I’d like to give you a perspective on your job vs. your career that is not only important but freeing in a way: Your career is more important than your job. Here’s what I mean.
Your career is a journey. You define where you want to go on that journey. You plan it out. You set goals. Your journey – and thus your career – is aligned with you.
As unexpected things happen on your journey, you make decisions and adjustments along the way. But generally you think of it as big picture and long term.
Your job, on the other hand, is a step along the way. It’s one short trip in that long journey. You can plan some of those steps and short trips. But you don’t have total control of what happens.
Job opportunities are neither constant nor always predictable. They’re more fluid and temporary.
You want to ensure your career continues to align with you. That it’s successful as you define successful. Your jobs are the means to help you do that.
So do well in your job. Learn and grow. Make your contribution there. But if your job no longer serves your career, move on. Your career is more important than your job. Don’t lose the forest for the trees. Don’t lose sight of your career by focusing too hard on your job.
How You Might Lose Sight of Your Career by Focusing on Your Job
I can give you some example scenarios to clarify how you might lose sight of your career by focusing too much on your job. Here are 6 common mistakes engineers make that slow down or divert career progress:
- Viewing your job as the goal. People who make this mistake don’t view their job as a stepping stone – as a means to an end. Instead they view it as an end in itself.
Once they’re in that job, they feel like they’ve arrived at their destination. At least at this point in their careers, they don’t – or are unable to – have a long-term view.
- Job loitering or attachment. Job loitering means getting overly comfortable in your current job and hanging out there for too long.
Another version of this mistake is getting too attached to or even possessive of your job and not wanting to let it go. You might believe you’re the only one who can do this job and therefore can’t leave.
People making this mistake tend to ignore other opportunities. Effectively you’re stuck and you no longer grow and learn.
- Striving for perfection. I’ve made this mistake myself. It’s easy to do. Basically you believe you have more room to grow where you are so you don’t move on.
The tricky part is it’s probably true that you can grow more where you are. But it blinds you to the fact that you’re ready to take on more challenge and you’re missing out on better opportunities.
You’re thinking of your job more than your career. You’re striving for perfection where you are at the expense of stretching into higher level and more impactful roles.
- Leading with your ego instead of your energetic center. This mistake happens when you lose sight of your authenticity and the personal meaning you give to your career and vision.
Then you fall into this trap of focusing on the money or the prestige that results from the job rather than what’s meaningful in your career. Rather than the talent you can apply, the impact you can have, or all you can learn.

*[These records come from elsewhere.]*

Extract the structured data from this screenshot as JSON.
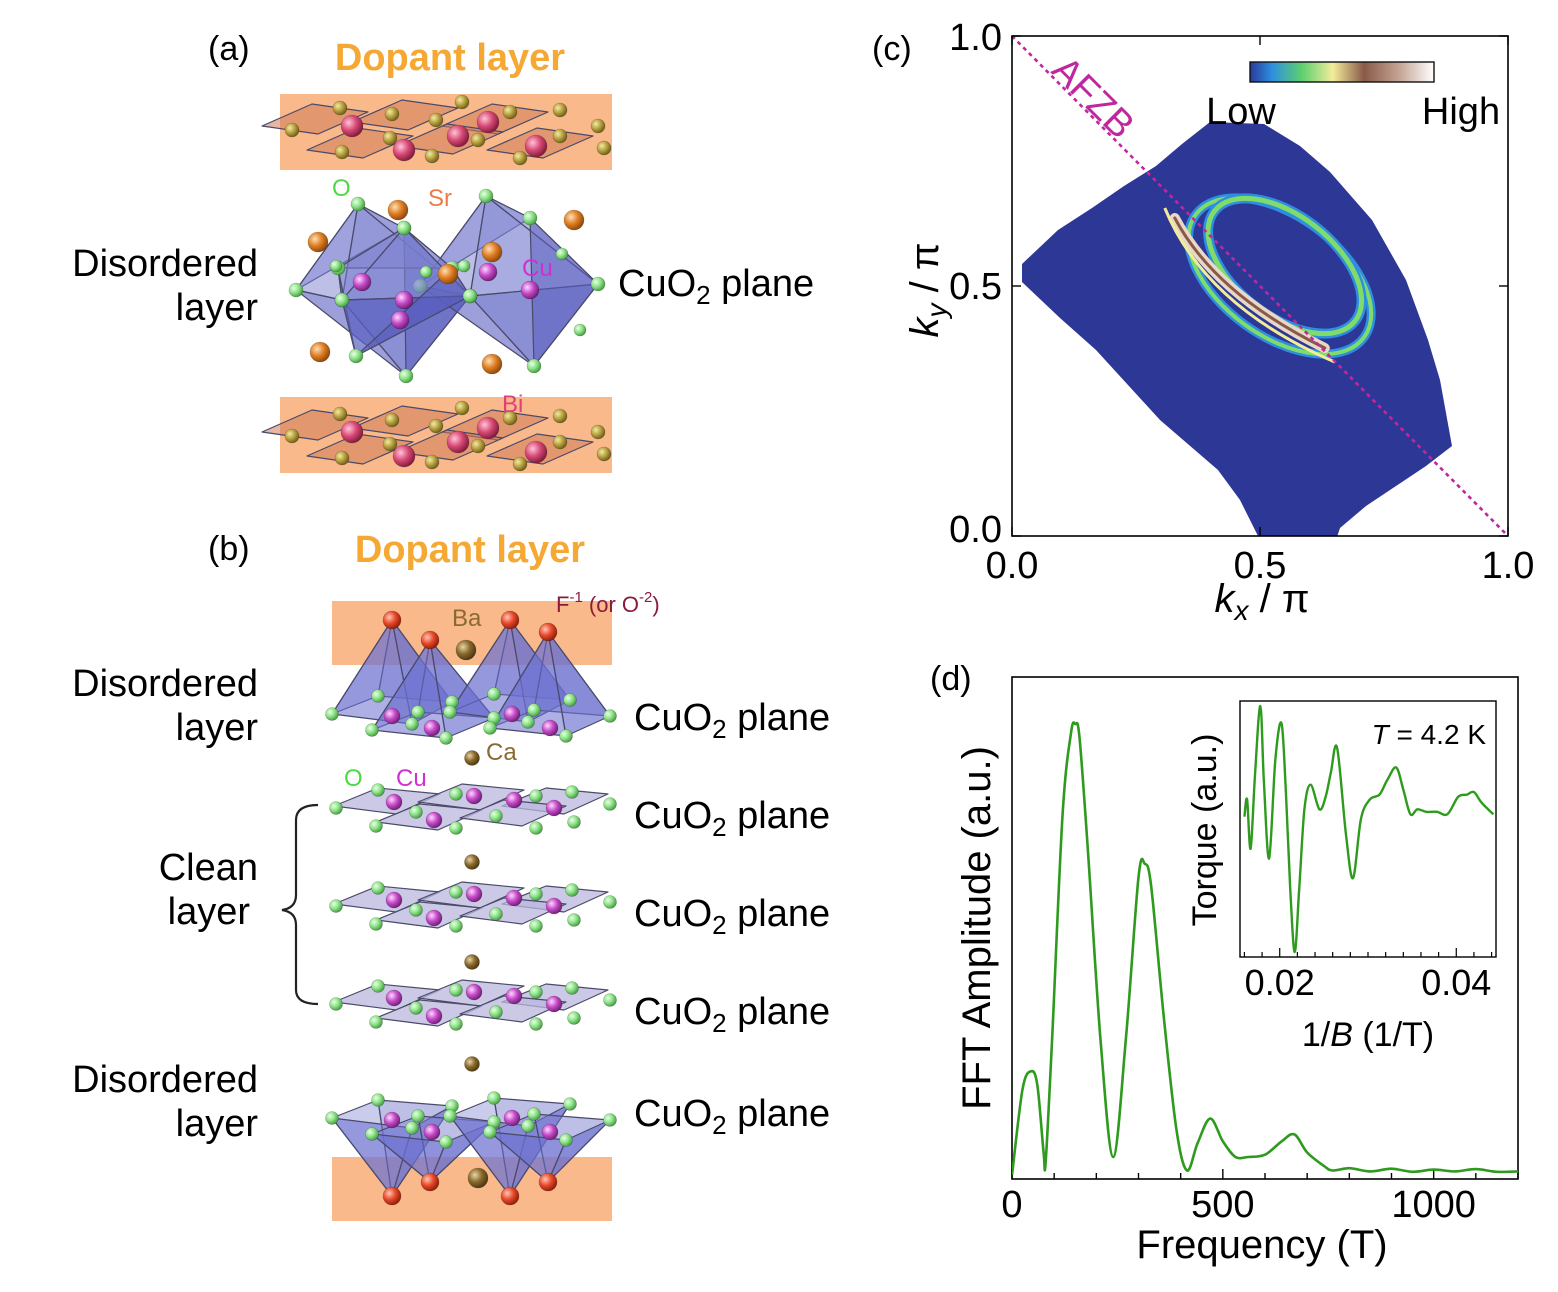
{
  "panel_a": {
    "label": "(a)",
    "dopant_title": "Dopant layer",
    "left_label": [
      "Disordered",
      "layer"
    ],
    "right_label_pre": "CuO",
    "right_label_sub": "2",
    "right_label_post": " plane",
    "atoms": {
      "o": "O",
      "sr": "Sr",
      "cu": "Cu",
      "bi": "Bi"
    }
  },
  "panel_b": {
    "label": "(b)",
    "dopant_title": "Dopant layer",
    "labels": {
      "f_base": "F",
      "f_exp": "-1",
      "or_text": " (or O",
      "o_exp": "-2",
      "close": ")",
      "ba": "Ba",
      "ca": "Ca",
      "o": "O",
      "cu": "Cu"
    },
    "disordered_label": [
      "Disordered",
      "layer"
    ],
    "clean_label": [
      "Clean",
      "layer"
    ],
    "plane_label_pre": "CuO",
    "plane_label_sub": "2",
    "plane_label_post": " plane"
  },
  "colors": {
    "dopant_band": "#f9b98a",
    "dopant_title": "#f5a833",
    "octahedron": "#7b7fcf",
    "plane": "#b9b7dc",
    "oxygen": "#8fe28a",
    "copper": "#c64bc9",
    "strontium": "#e07f23",
    "bismuth": "#d84a76",
    "barium_calcium": "#8a6a2c",
    "fluorine": "#e8492a",
    "oxygen_label": "#4dd941",
    "cu_label": "#d12fd1",
    "sr_label": "#ef7a45",
    "bi_label": "#e0407a",
    "f_label": "#8c1a3a",
    "ba_label": "#8a6a30",
    "afzb": "#c0279e",
    "fft_line": "#2e9a1e",
    "map_background": "#2d3796"
  },
  "panel_c": {
    "label": "(c)",
    "afzb_label": "AFZB",
    "colorbar_low": "Low",
    "colorbar_high": "High",
    "ylabel_base": "k",
    "ylabel_sub": "y",
    "ylabel_rest": " / π",
    "xlabel_base": "k",
    "xlabel_sub": "x",
    "xlabel_rest": " / π",
    "y_ticks": [
      "1.0",
      "0.5",
      "0.0"
    ],
    "x_ticks": [
      "0.0",
      "0.5",
      "1.0"
    ]
  },
  "panel_d": {
    "label": "(d)",
    "ylabel": "FFT Amplitude (a.u.)",
    "xlabel": "Frequency (T)",
    "x_ticks": [
      "0",
      "500",
      "1000"
    ],
    "inset": {
      "ylabel": "Torque (a.u.)",
      "xlabel_pre": "1/",
      "xlabel_var": "B",
      "xlabel_post": " (1/T)",
      "temp_var": "T",
      "temp_rest": " = 4.2 K",
      "x_ticks": [
        "0.02",
        "0.04"
      ]
    }
  },
  "chart_data": [
    {
      "type": "heatmap",
      "panel": "c",
      "xlabel": "kx / π",
      "ylabel": "ky / π",
      "xlim": [
        0.0,
        1.0
      ],
      "ylim": [
        0.0,
        1.0
      ],
      "x_ticks": [
        0.0,
        0.5,
        1.0
      ],
      "y_ticks": [
        0.0,
        0.5,
        1.0
      ],
      "colorbar": [
        "Low",
        "High"
      ],
      "reference_line": {
        "label": "AFZB",
        "from": [
          0.0,
          1.0
        ],
        "to": [
          1.0,
          0.0
        ]
      },
      "pockets": [
        {
          "center": [
            0.55,
            0.54
          ],
          "rx": 0.18,
          "ry": 0.1,
          "rotation_deg": 38,
          "intensity": "high"
        },
        {
          "center": [
            0.54,
            0.52
          ],
          "rx": 0.21,
          "ry": 0.12,
          "rotation_deg": 36,
          "intensity": "medium"
        }
      ]
    },
    {
      "type": "line",
      "panel": "d",
      "xlabel": "Frequency (T)",
      "ylabel": "FFT Amplitude (a.u.)",
      "xlim": [
        0,
        1200
      ],
      "ylim": [
        0,
        1
      ],
      "x_ticks": [
        0,
        500,
        1000
      ],
      "series": [
        {
          "x": [
            0,
            25,
            45,
            60,
            75,
            80,
            95,
            120,
            140,
            150,
            160,
            180,
            210,
            240,
            270,
            300,
            315,
            330,
            360,
            390,
            415,
            440,
            470,
            500,
            530,
            560,
            600,
            640,
            670,
            700,
            740,
            760,
            800,
            850,
            900,
            950,
            1000,
            1050,
            1100,
            1150,
            1200
          ],
          "y": [
            0.0,
            0.19,
            0.23,
            0.2,
            0.05,
            0.03,
            0.3,
            0.8,
            0.98,
            1.0,
            0.97,
            0.72,
            0.3,
            0.04,
            0.3,
            0.66,
            0.69,
            0.64,
            0.35,
            0.1,
            0.01,
            0.07,
            0.125,
            0.075,
            0.04,
            0.04,
            0.045,
            0.075,
            0.09,
            0.05,
            0.02,
            0.01,
            0.015,
            0.008,
            0.014,
            0.007,
            0.012,
            0.008,
            0.013,
            0.007,
            0.008
          ]
        }
      ]
    },
    {
      "type": "line",
      "panel": "d-inset",
      "xlabel": "1/B (1/T)",
      "ylabel": "Torque (a.u.)",
      "annotation": "T = 4.2 K",
      "xlim": [
        0.0155,
        0.0445
      ],
      "ylim": [
        0,
        1
      ],
      "x_ticks": [
        0.02,
        0.04
      ],
      "series": [
        {
          "x": [
            0.016,
            0.0163,
            0.0167,
            0.0172,
            0.0178,
            0.0182,
            0.0188,
            0.0195,
            0.0202,
            0.0207,
            0.0212,
            0.0217,
            0.0222,
            0.0228,
            0.0235,
            0.0245,
            0.0252,
            0.0258,
            0.0265,
            0.0275,
            0.0283,
            0.0292,
            0.0302,
            0.0313,
            0.0322,
            0.0332,
            0.034,
            0.0348,
            0.0356,
            0.0366,
            0.0378,
            0.039,
            0.0402,
            0.0412,
            0.042,
            0.0428,
            0.0436,
            0.0442
          ],
          "y": [
            0.55,
            0.62,
            0.42,
            0.72,
            1.0,
            0.7,
            0.38,
            0.78,
            0.93,
            0.65,
            0.25,
            0.0,
            0.25,
            0.58,
            0.68,
            0.58,
            0.63,
            0.73,
            0.83,
            0.48,
            0.3,
            0.54,
            0.62,
            0.64,
            0.7,
            0.75,
            0.66,
            0.56,
            0.58,
            0.57,
            0.57,
            0.56,
            0.63,
            0.64,
            0.65,
            0.61,
            0.58,
            0.56
          ]
        }
      ]
    }
  ]
}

You’re trading temporary satisfaction for the long term investment in yourself as a person, an engineer, and a leader.
- Exaggerating loyalty. As the name implies, people who make this mistake are extremely loyal to their organization or mission. To the point that they stay in an undesirable job to uphold that loyalty.

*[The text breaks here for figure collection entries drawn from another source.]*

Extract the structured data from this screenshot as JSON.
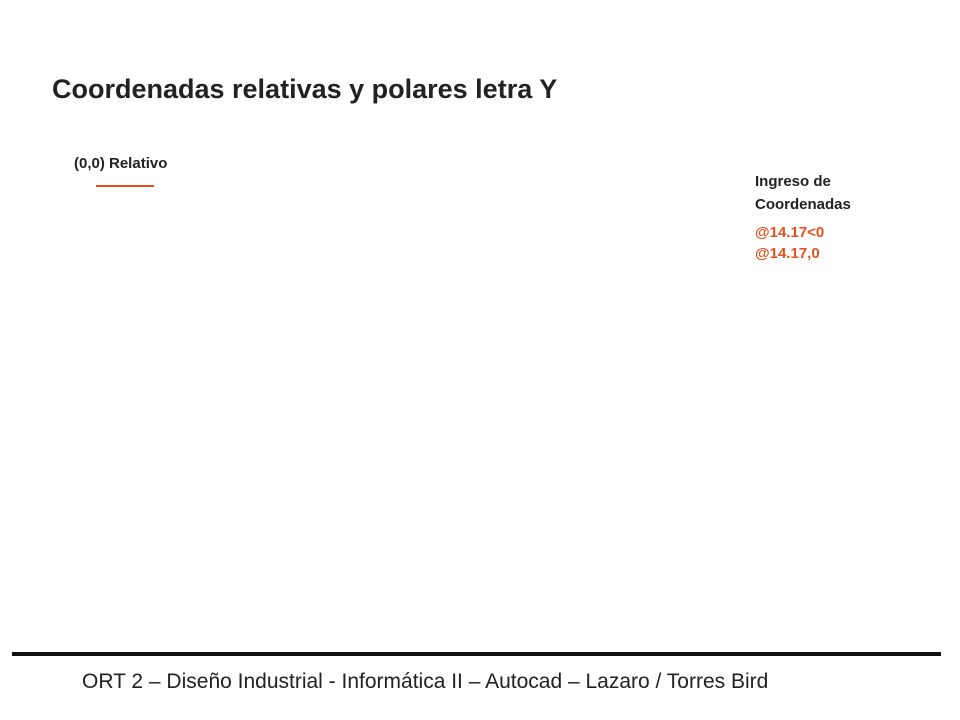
{
  "title": "Coordenadas relativas y polares letra Y",
  "origin_label": "(0,0) Relativo",
  "input_heading": [
    "Ingreso de",
    "Coordenadas"
  ],
  "commands": [
    "@14.17<0",
    "@14.17,0"
  ],
  "footer": "ORT 2 – Diseño Industrial - Informática II – Autocad – Lazaro / Torres Bird"
}
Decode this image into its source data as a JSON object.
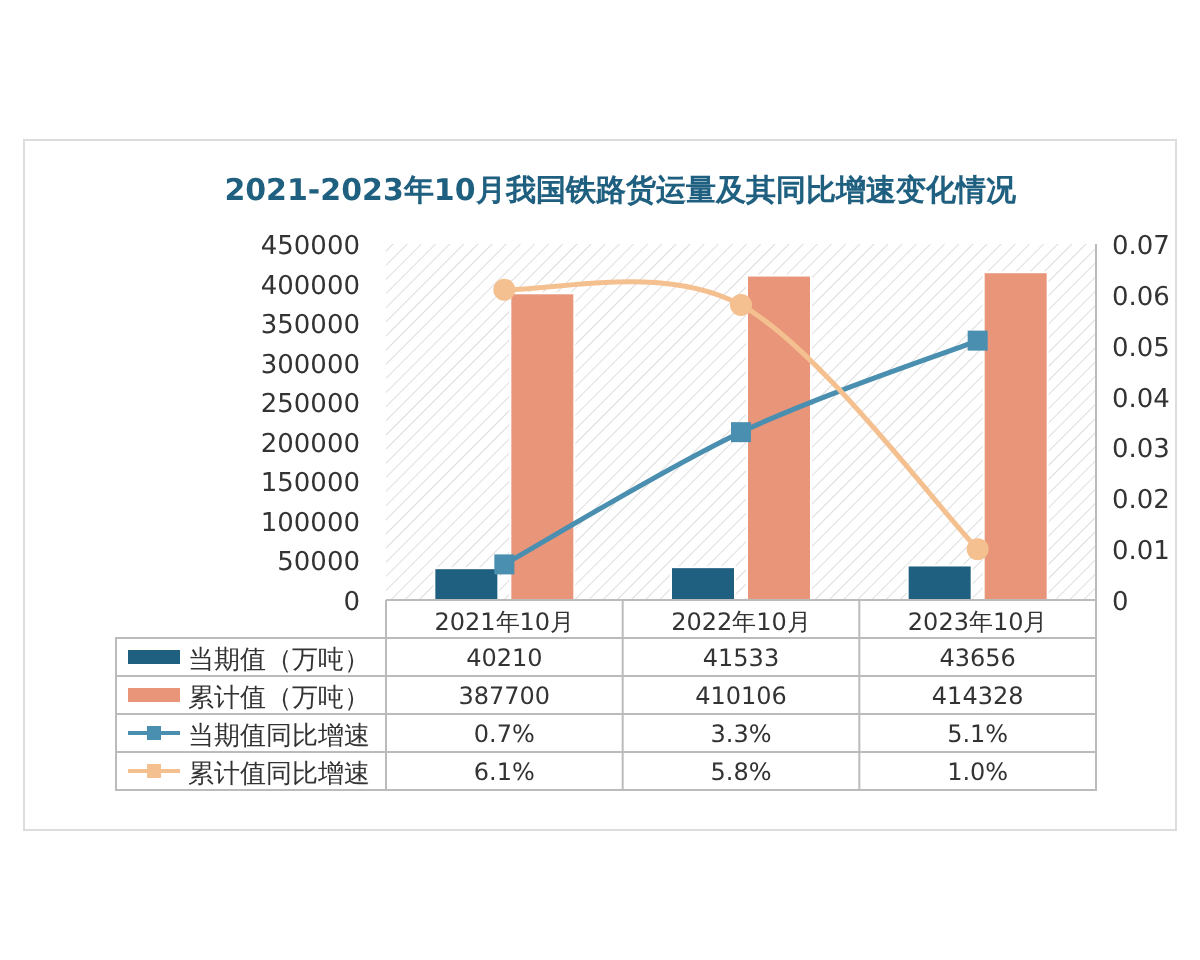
{
  "chart_data": {
    "type": "bar",
    "title": "2021-2023年10月我国铁路货运量及其同比增速变化情况",
    "categories": [
      "2021年10月",
      "2022年10月",
      "2023年10月"
    ],
    "series": [
      {
        "name": "当期值（万吨）",
        "color": "#1f5f7f",
        "values": [
          40210,
          41533,
          43656
        ]
      },
      {
        "name": "累计值（万吨）",
        "color": "#e8957a",
        "values": [
          387700,
          410106,
          414328
        ]
      },
      {
        "name": "当期值同比增速",
        "type": "line",
        "axis": "y2",
        "marker": "square",
        "color": "#4a8fb0",
        "values": [
          0.007,
          0.033,
          0.051
        ],
        "value_labels": [
          "0.7%",
          "3.3%",
          "5.1%"
        ]
      },
      {
        "name": "累计值同比增速",
        "type": "line",
        "axis": "y2",
        "marker": "circle",
        "color": "#f5c090",
        "values": [
          0.061,
          0.058,
          0.01
        ],
        "value_labels": [
          "6.1%",
          "5.8%",
          "1.0%"
        ]
      }
    ],
    "ylim": [
      0,
      450000
    ],
    "yticks": [
      0,
      50000,
      100000,
      150000,
      200000,
      250000,
      300000,
      350000,
      400000,
      450000
    ],
    "y2lim": [
      0,
      0.07
    ],
    "y2ticks": [
      0,
      0.01,
      0.02,
      0.03,
      0.04,
      0.05,
      0.06,
      0.07
    ],
    "data_labels": true,
    "legend": "bottom"
  }
}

Sometimes you think you have to “serve your time” before you can leave. In extreme cases you may choose to endure toxic situations or abusive people, believing that leaving the job would look bad. No job is worth that – for you or your career.
- Believing that you own your job. Believing that you have total control over your job. That nothing can interfere with it and no one can take it away.
This mistake happens to you when you are so personally invested in the people or the goals or the work itself that you can’t pivot when the environment changes.
Then, when there are shifts in mission priority, technology, or customer requirements, you tend to be inflexible. You don’t allow yourself to evolve. You’re sort of holding on to your job for dear life instead of thinking about your career as a whole.
Own Your Engineering Career, Not Your Job
Think of your job as temporary. After all it can be cancelled or defunded or downsized at any time. (And you should not take that personally.) Each job is a stepping stone along your path. There’s an optimal amount of time to stay in each one.
At the point where you’ve honed some skills and gained the right amount of experience, you should prepare yourself to move on. And take the next challenging opportunity as soon as possible.
Your skills and strengths are portable and can be applied elsewhere to continue building your career. In this way you master your engineering abilities and mature your professional development.
Think of your career as having more permanence. Even though it’s changeable, it’s more foundational and intransient. You can own your career. You can’t own your job.